Is next Monday tomorrow or a week later?

Q: I hope you can help me settle a dispute with my spouse! If today is Sunday, when is next Monday? Is it tomorrow, or is it Monday of next week? And what about last May? Is it the preceding month or May of the previous year?

A: There’s no good answer here. “Next” and “last” are often ambiguous words. You and your spouse aren’t the only ones at odds over these words. In fact, the two of us have very similar arguments!

For example, Stewart will say, “It happened last May,” even if he means the preceding month. But if Pat is speaking in June, she’ll say, “It happened in May.” To her, “last May” sounds like May of last year.

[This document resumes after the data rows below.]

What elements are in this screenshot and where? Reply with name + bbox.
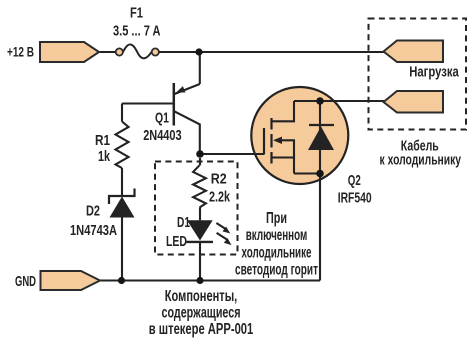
svg-text:Компоненты,: Компоненты, [165, 288, 238, 305]
svg-text:D1: D1 [177, 214, 190, 231]
svg-text:D2: D2 [86, 202, 100, 219]
svg-text:2.2k: 2.2k [209, 188, 230, 205]
svg-text:в штекере APP-001: в штекере APP-001 [149, 321, 254, 338]
svg-text:включенном: включенном [246, 227, 308, 244]
svg-text:1N4743A: 1N4743A [70, 222, 117, 239]
svg-text:IRF540: IRF540 [338, 190, 372, 207]
svg-text:содержащиеся: содержащиеся [162, 304, 241, 321]
svg-text:GND: GND [15, 273, 36, 290]
svg-text:1k: 1k [98, 148, 110, 165]
svg-text:При: При [266, 210, 287, 227]
svg-text:Q1: Q1 [155, 109, 169, 126]
svg-text:светодиод горит: светодиод горит [235, 261, 318, 278]
svg-text:R1: R1 [95, 132, 110, 149]
svg-text:2N4403: 2N4403 [143, 127, 181, 144]
svg-text:Q2: Q2 [348, 172, 361, 189]
svg-text:LED: LED [166, 233, 187, 250]
svg-text:к холодильнику: к холодильнику [380, 152, 462, 169]
svg-text:+12 В: +12 В [7, 44, 34, 60]
svg-text:3.5 ... 7 A: 3.5 ... 7 A [113, 23, 161, 40]
svg-text:F1: F1 [130, 5, 143, 22]
svg-text:R2: R2 [211, 171, 227, 188]
svg-text:холодильнике: холодильнике [242, 244, 312, 261]
svg-text:Нагрузка: Нагрузка [409, 64, 459, 81]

And Stewart will say “next Monday” when that’s only a day from now.  Pat, on the other hand, will use “next Monday” to mean Monday of the following week, and “this Monday” to mean tomorrow.

Because there’s room for disagreement, it’s better to avoid using “next” and “last” when you’re talking about dates that are not far away.

“Last May” or “next Monday” are safe enough when they’re at a distance. But the closer the date, the greater the chance of a misunderstanding.

Just as “next door” is often broadly construed as meaning “nearby,” so “next Thursday,” when there’s a Thursday very close, is sometimes construed as meaning “the Thursday after this one.”

The word “next” is defined in the Oxford English Dictionary as meaning “designating the time, season, etc., following directly after one described, spoken of, etc.”

But what if there’s been no hint of “one described, spoken of, etc.”? Say, for example, that Stewart says, “Let’s go out for dinner next Monday.” Does he mean tomorrow, or Monday of next week?

After 22 years of marriage, Pat knows that he means “this Monday” (he wouldn’t think about dinner a week ahead).

Your question reminds us of one we answered last year, about whether moving an event “forward” means it will happen earlier or later.